Hal pertama yang didapati Ebha adalah penampakan Merzi yang jatuh terduduk dengan kepala terdongak tinggi menatapnya. Wajahnya cantik si rambut putih tertutup oleh surai indahnya.

Ebha langsung mendekat dan berjongkok. Rautnya panik dan khawatir. "Apa yang nona lakukan disini?"

Merzi menikmati wajah penuh tanya Ebha. Dia menjawab singkat, "terjatuh."

"Terjatuh? Kenapa nona bisa terjatuh?"

Merzi meniup helaian rambut didepan mata yang menghalangi penglihatannya. Aksi itu membuat Ebha mengedip sekali karena rambut putih itu menampar pelan wajahnya.

"Apakah kamu akan terus bertanya, Ebha? Tanpa membantu Merzi?"

Pertanyaan itu bagai sindiran yang menyadarkan Ebha. "Ah, ya, maafkan saya, Nona."

Lalu tubuh seringan kapas itu melayang di udara. Ebha mengangkat Merzi dengan mudah tanpa mengeluarkan tenaga yang seberapa. Dibelakang mereka, pintu otomatis tertutup, menyisakan dua manusia didalam kamar luas nan besar itu. Majikan dan pelayan.
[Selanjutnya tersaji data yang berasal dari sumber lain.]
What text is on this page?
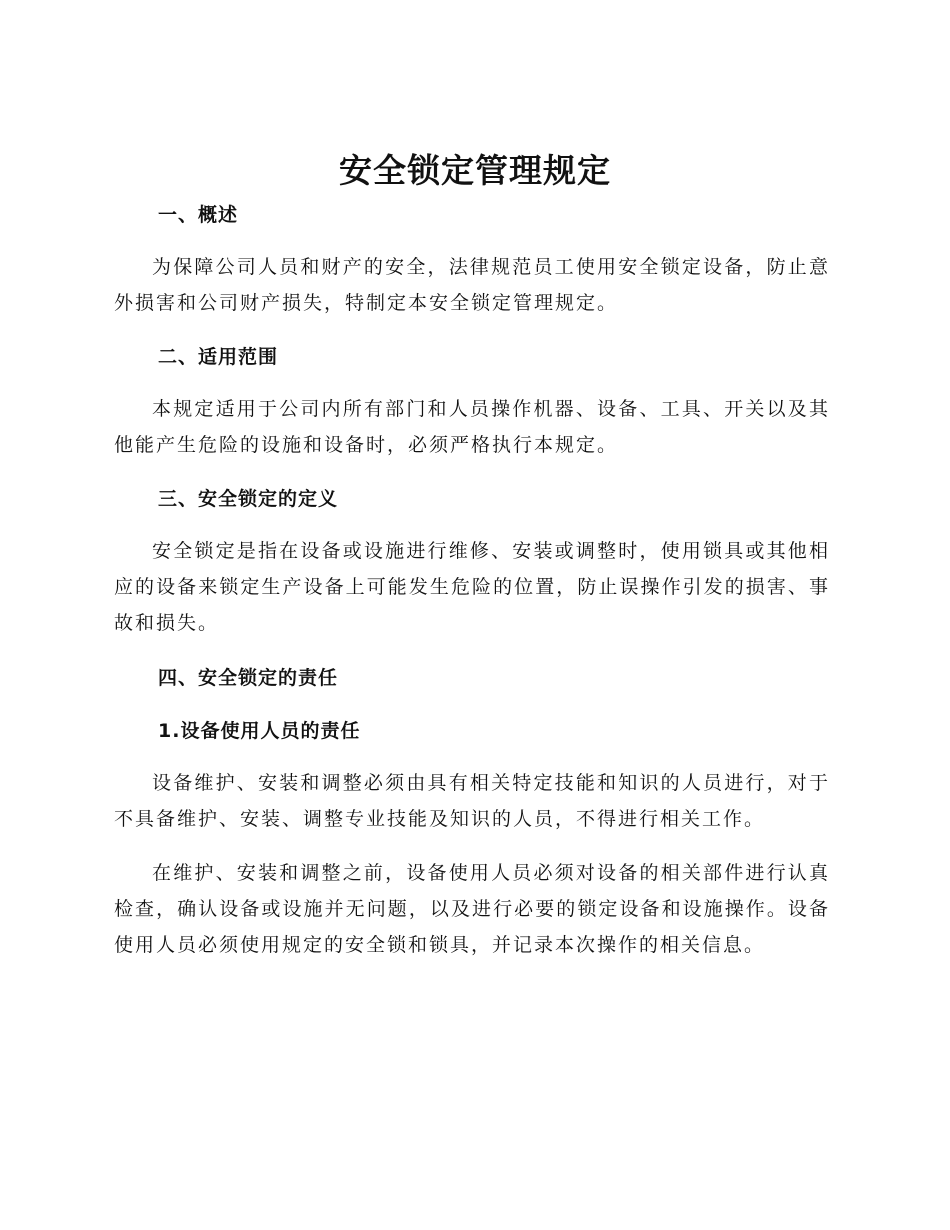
安全锁定管理规定
一、概述

为保障公司人员和财产的安全，法律规范员工使用安全锁定设备，防止意外损害和公司财产损失，特制定本安全锁定管理规定。

二、适用范围

本规定适用于公司内所有部门和人员操作机器、设备、工具、开关以及其他能产生危险的设施和设备时，必须严格执行本规定。

三、安全锁定的定义

安全锁定是指在设备或设施进行维修、安装或调整时，使用锁具或其他相应的设备来锁定生产设备上可能发生危险的位置，防止误操作引发的损害、事故和损失。

四、安全锁定的责任
1.设备使用人员的责任

设备维护、安装和调整必须由具有相关特定技能和知识的人员进行，对于不具备维护、安装、调整专业技能及知识的人员，不得进行相关工作。

在维护、安装和调整之前，设备使用人员必须对设备的相关部件进行认真检查，确认设备或设施并无问题，以及进行必要的锁定设备和设施操作。设备使用人员必须使用规定的安全锁和锁具，并记录本次操作的相关信息。
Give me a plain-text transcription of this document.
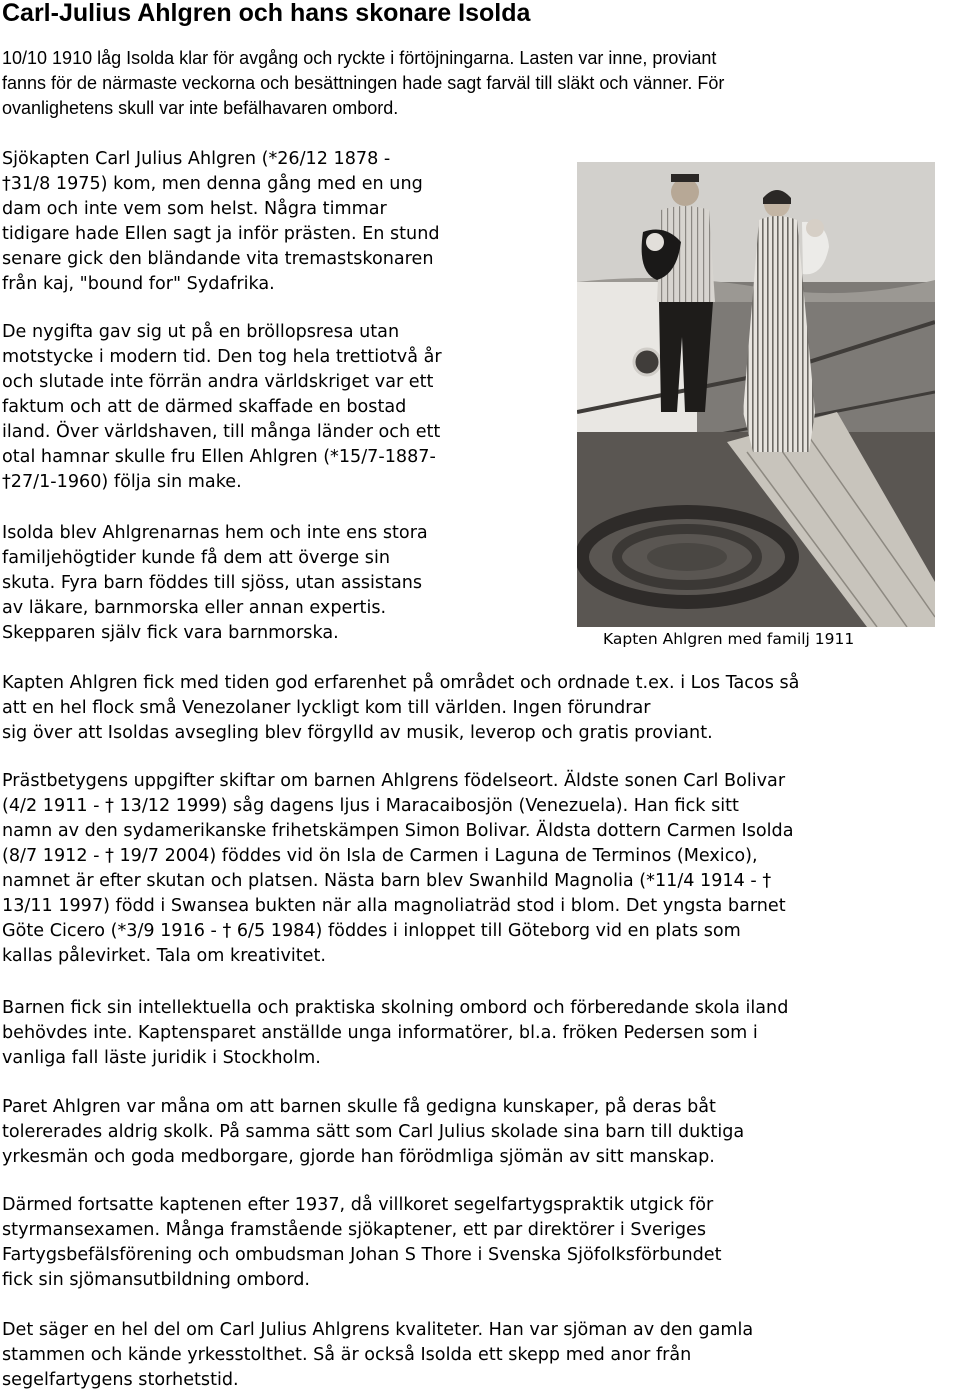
Carl-Julius Ahlgren och hans skonare Isolda

10/10 1910 låg Isolda klar för avgång och ryckte i förtöjningarna. Lasten var inne, proviant
fanns för de närmaste veckorna och besättningen hade sagt farväl till släkt och vänner. För
ovanlighetens skull var inte befälhavaren ombord.

Sjökapten Carl Julius Ahlgren (*26/12 1878 -
†31/8 1975) kom, men denna gång med en ung
dam och inte vem som helst. Några timmar
tidigare hade Ellen sagt ja inför prästen. En stund
senare gick den bländande vita tremastskonaren
från kaj, "bound for" Sydafrika.

De nygifta gav sig ut på en bröllopsresa utan
motstycke i modern tid. Den tog hela trettiotvå år
och slutade inte förrän andra världskriget var ett
faktum och att de därmed skaffade en bostad
iland. Över världshaven, till många länder och ett
otal hamnar skulle fru Ellen Ahlgren (*15/7-1887-
†27/1-1960) följa sin make.

Isolda blev Ahlgrenarnas hem och inte ens stora
familjehögtider kunde få dem att överge sin
skuta. Fyra barn föddes till sjöss, utan assistans
av läkare, barnmorska eller annan expertis.
Skepparen själv fick vara barnmorska.	Kapten Ahlgren med familj 1911

Kapten Ahlgren fick med tiden god erfarenhet på området och ordnade t.ex. i Los Tacos så
att en hel flock små Venezolaner lyckligt kom till världen. Ingen förundrar
sig över att Isoldas avsegling blev förgylld av musik, leverop och gratis proviant.

Prästbetygens uppgifter skiftar om barnen Ahlgrens födelseort. Äldste sonen Carl Bolivar
(4/2 1911 - † 13/12 1999) såg dagens ljus i Maracaibosjön (Venezuela). Han fick sitt
namn av den sydamerikanske frihetskämpen Simon Bolivar. Äldsta dottern Carmen Isolda
(8/7 1912 - † 19/7 2004) föddes vid ön Isla de Carmen i Laguna de Terminos (Mexico),
namnet är efter skutan och platsen. Nästa barn blev Swanhild Magnolia (*11/4 1914 - †
13/11 1997) född i Swansea bukten när alla magnoliaträd stod i blom. Det yngsta barnet
Göte Cicero (*3/9 1916 - † 6/5 1984) föddes i inloppet till Göteborg vid en plats som
kallas pålevirket. Tala om kreativitet.

Barnen fick sin intellektuella och praktiska skolning ombord och förberedande skola iland
behövdes inte. Kaptensparet anställde unga informatörer, bl.a. fröken Pedersen som i
vanliga fall läste juridik i Stockholm.

Paret Ahlgren var måna om att barnen skulle få gedigna kunskaper, på deras båt
tolererades aldrig skolk. På samma sätt som Carl Julius skolade sina barn till duktiga
yrkesmän och goda medborgare, gjorde han förödmliga sjömän av sitt manskap.

Därmed fortsatte kaptenen efter 1937, då villkoret segelfartygspraktik utgick för
styrmansexamen. Många framstående sjökaptener, ett par direktörer i Sveriges
Fartygsbefälsförening och ombudsman Johan S Thore i Svenska Sjöfolksförbundet
fick sin sjömansutbildning ombord.

Det säger en hel del om Carl Julius Ahlgrens kvaliteter. Han var sjöman av den gamla
stammen och kände yrkesstolthet. Så är också Isolda ett skepp med anor från
segelfartygens storhetstid.
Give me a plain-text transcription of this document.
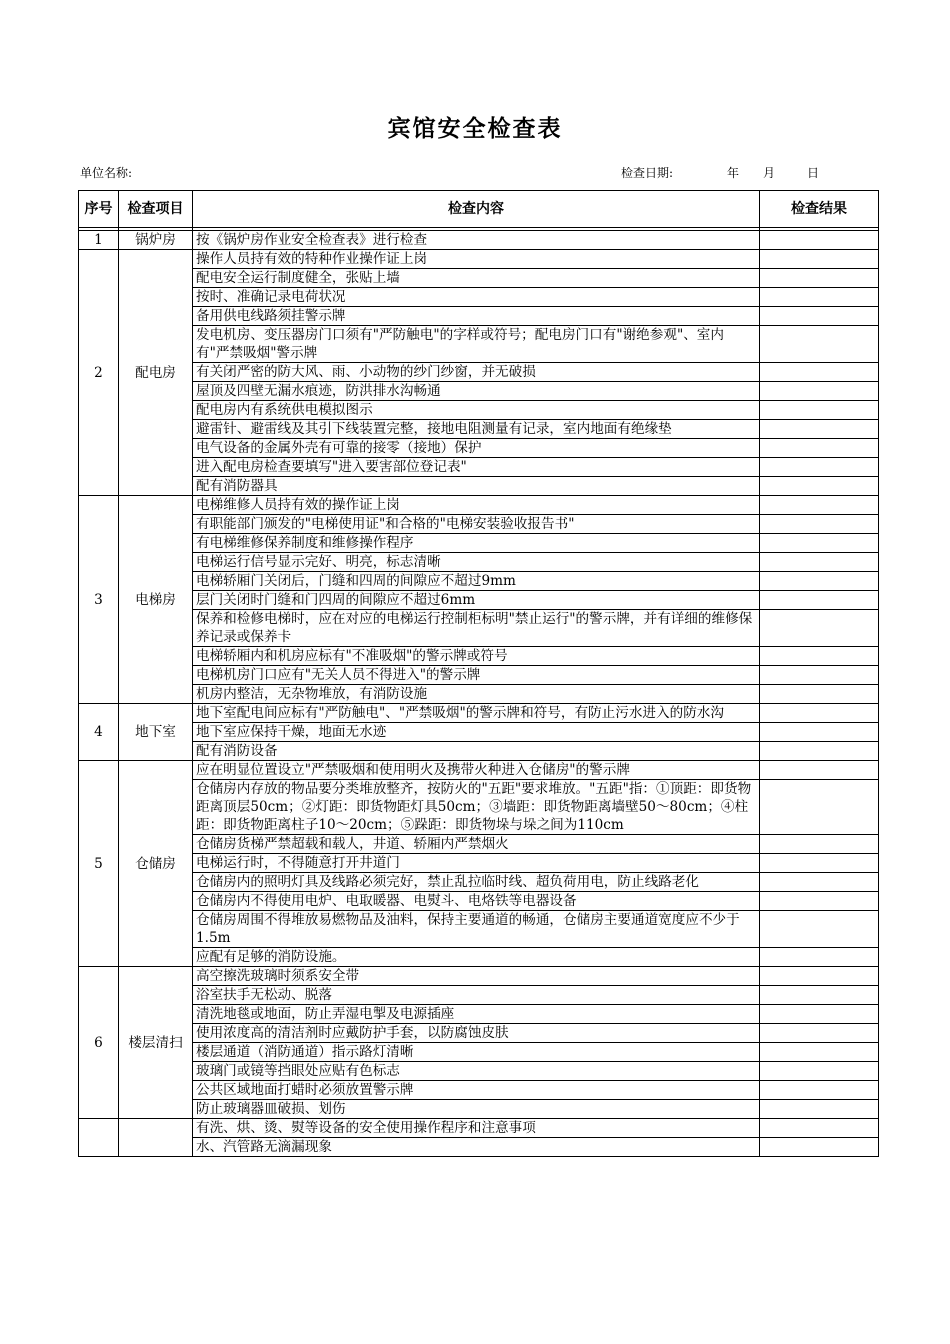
宾馆安全检查表
单位名称:	检查日期:	年 月	日
序号	检查项目	检查内容	检查结果

1	锅炉房	按《锅炉房作业安全检查表》进行检查	
2	配电房	操作人员持有效的特种作业操作证上岗	
		配电安全运行制度健全，张贴上墙	
		按时、准确记录电荷状况	
		备用供电线路须挂警示牌	
		发电机房、变压器房门口须有"严防触电"的字样或符号；配电房门口有"谢绝参观"、室内有"严禁吸烟"警示牌	
		有关闭严密的防大风、雨、小动物的纱门纱窗，并无破损	
		屋顶及四壁无漏水痕迹，防洪排水沟畅通	
		配电房内有系统供电模拟图示	
		避雷针、避雷线及其引下线装置完整，接地电阻测量有记录，室内地面有绝缘垫	
		电气设备的金属外壳有可靠的接零（接地）保护	
		进入配电房检查要填写"进入要害部位登记表"	
		配有消防器具	
3	电梯房	电梯维修人员持有效的操作证上岗	
		有职能部门颁发的"电梯使用证"和合格的"电梯安装验收报告书"	
		有电梯维修保养制度和维修操作程序	
		电梯运行信号显示完好、明亮，标志清晰	
		电梯轿厢门关闭后，门缝和四周的间隙应不超过9mm	
		层门关闭时门缝和门四周的间隙应不超过6mm	
		保养和检修电梯时，应在对应的电梯运行控制柜标明"禁止运行"的警示牌，并有详细的维修保养记录或保养卡	
		电梯轿厢内和机房应标有"不准吸烟"的警示牌或符号	
		电梯机房门口应有"无关人员不得进入"的警示牌	
		机房内整洁，无杂物堆放，有消防设施	
4	地下室	地下室配电间应标有"严防触电"、"严禁吸烟"的警示牌和符号，有防止污水进入的防水沟	
		地下室应保持干燥，地面无水迹	
		配有消防设备	
5	仓储房	应在明显位置设立"严禁吸烟和使用明火及携带火种进入仓储房"的警示牌	
		仓储房内存放的物品要分类堆放整齐，按防火的"五距"要求堆放。"五距"指：①顶距：即货物距离顶层50cm；②灯距：即货物距灯具50cm；③墙距：即货物距离墙壁50～80cm；④柱距：即货物距离柱子10～20cm；⑤跺距：即货物垛与垛之间为110cm	
		仓储房货梯严禁超载和载人，井道、轿厢内严禁烟火	
		电梯运行时，不得随意打开井道门	
		仓储房内的照明灯具及线路必须完好，禁止乱拉临时线、超负荷用电，防止线路老化	
		仓储房内不得使用电炉、电取暖器、电熨斗、电烙铁等电器设备	
		仓储房周围不得堆放易燃物品及油料，保持主要通道的畅通，仓储房主要通道宽度应不少于1.5m	
		应配有足够的消防设施。	
6	楼层清扫	高空擦洗玻璃时须系安全带	
		浴室扶手无松动、脱落	
		清洗地毯或地面，防止弄湿电掣及电源插座	
		使用浓度高的清洁剂时应戴防护手套，以防腐蚀皮肤	
		楼层通道（消防通道）指示路灯清晰	
		玻璃门或镜等挡眼处应贴有色标志	
		公共区域地面打蜡时必须放置警示牌	
		防止玻璃器皿破损、划伤	
		有洗、烘、烫、熨等设备的安全使用操作程序和注意事项	
		水、汽管路无滴漏现象	
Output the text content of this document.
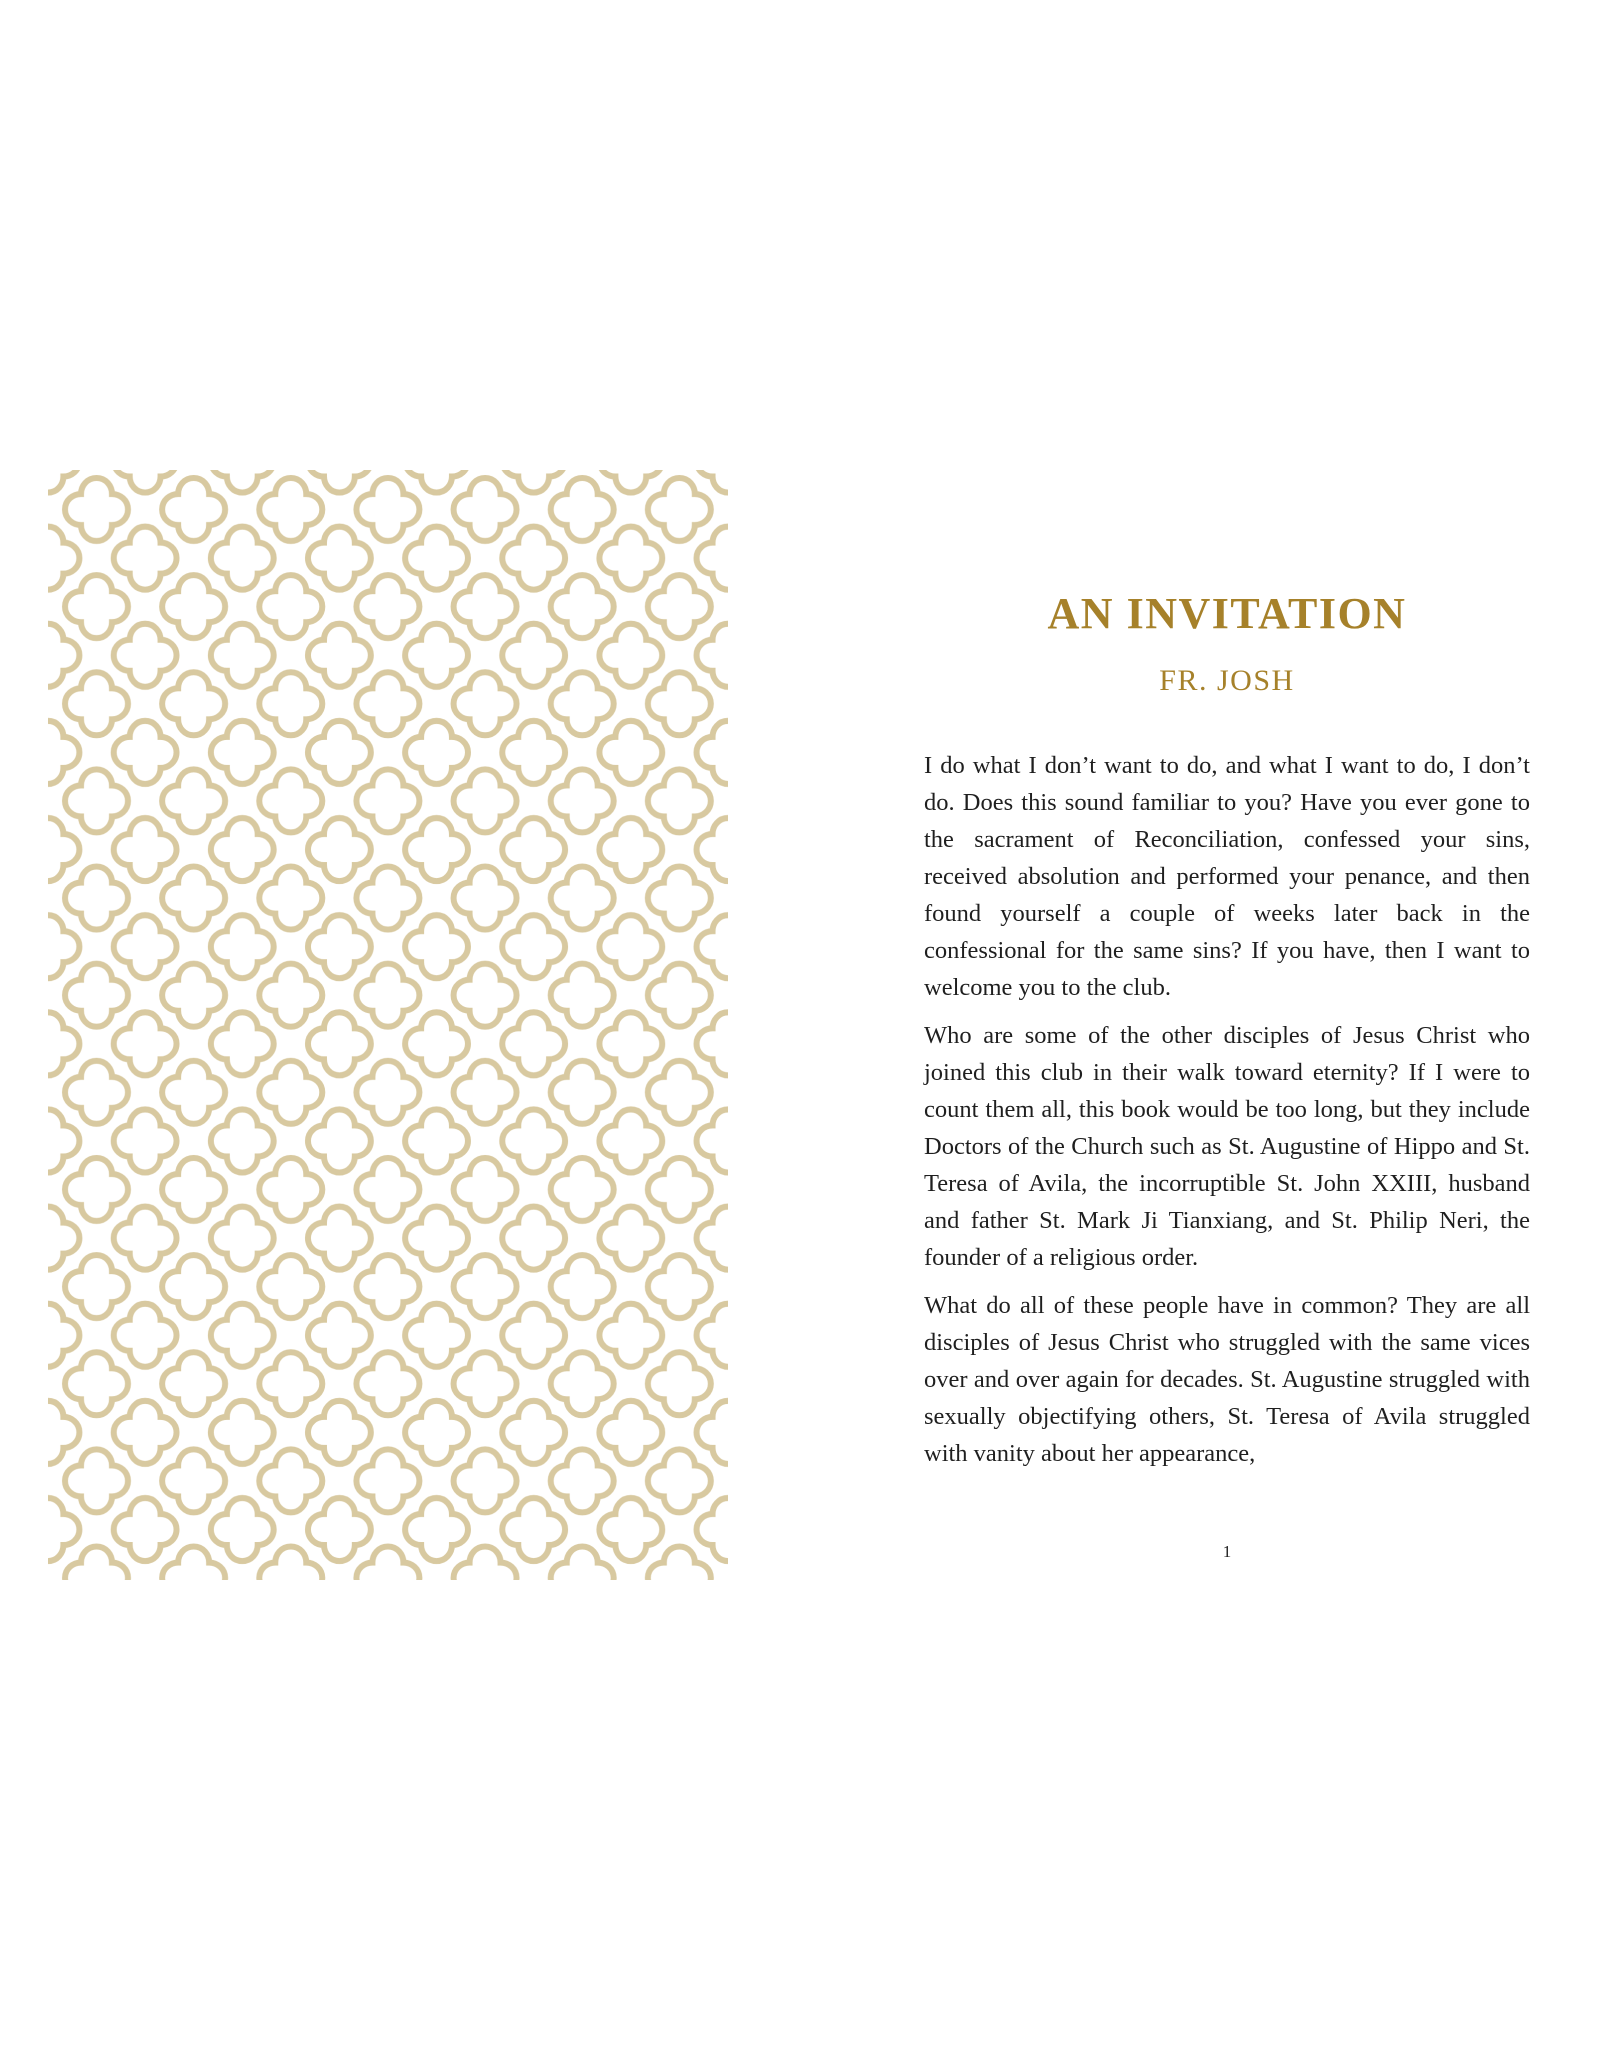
AN INVITATION
FR. JOSH

I do what I don’t want to do, and what I want to do, I don’t do. Does this sound familiar to you? Have you ever gone to the sacrament of Reconciliation, confessed your sins, received absolution and performed your penance, and then found yourself a couple of weeks later back in the confessional for the same sins? If you have, then I want to welcome you to the club.

Who are some of the other disciples of Jesus Christ who joined this club in their walk toward eternity? If I were to count them all, this book would be too long, but they include Doctors of the Church such as St. Augustine of Hippo and St. Teresa of Avila, the incorruptible St. John XXIII, husband and father St. Mark Ji Tianxiang, and St. Philip Neri, the founder of a religious order.

What do all of these people have in common? They are all disciples of Jesus Christ who struggled with the same vices over and over again for decades. St. Augustine struggled with sexually objectifying others, St. Teresa of Avila struggled with vanity about her appearance,

1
Tangan Merzi menggantung diatas leher Ebha. Jika kaki kecilnya melangkah sepuluh langkah lebih dari ranjang menuju pintu, maka Ebha akan mempersingkat langkah menjadi lima langkah atau kurang dari itu.

Perlahan Ebha menunduk guna menurunkan Merzi diatas kasur. Dia menahan tubuhnya tetap bungkuk saat Merzi sudah mendarat sempurna diatas peraduan. Seharusnya dia sudah menjauh, tapi nona kecil ini malah menahan lehernya.

"Nona Merzi, biar saya periksa kaki nona." Ujar Ebha berusaha menjaga jarak agar wajahnya dengan majikan tak terlalu dekat.

Merzi diam tak mendengar. Dia semakin menarik leher Ebha mendekat. Matanya meneliti wajah tegas Ebha yang tampan dengan bulu-bulu halus diatas pria itu.

"Ebha …."

"Nona." Tangan besar Ebha menggenggam pelan pergelangan tangan Merzi yang menahan lehernya. Dia harus segera menjauhkan diri. "Nona … saya—"

Merzi langsung menarik tangannya ketika sebelah tangan Ebha menyentuh pinggangnya. Dia tak suka sentuhan yang disengaja atau tidak, kecuali jika itu diperlukan. Seperti Ebha yang menggendongnya tadi. Yang itu Merzi tidak mempermasalahkan.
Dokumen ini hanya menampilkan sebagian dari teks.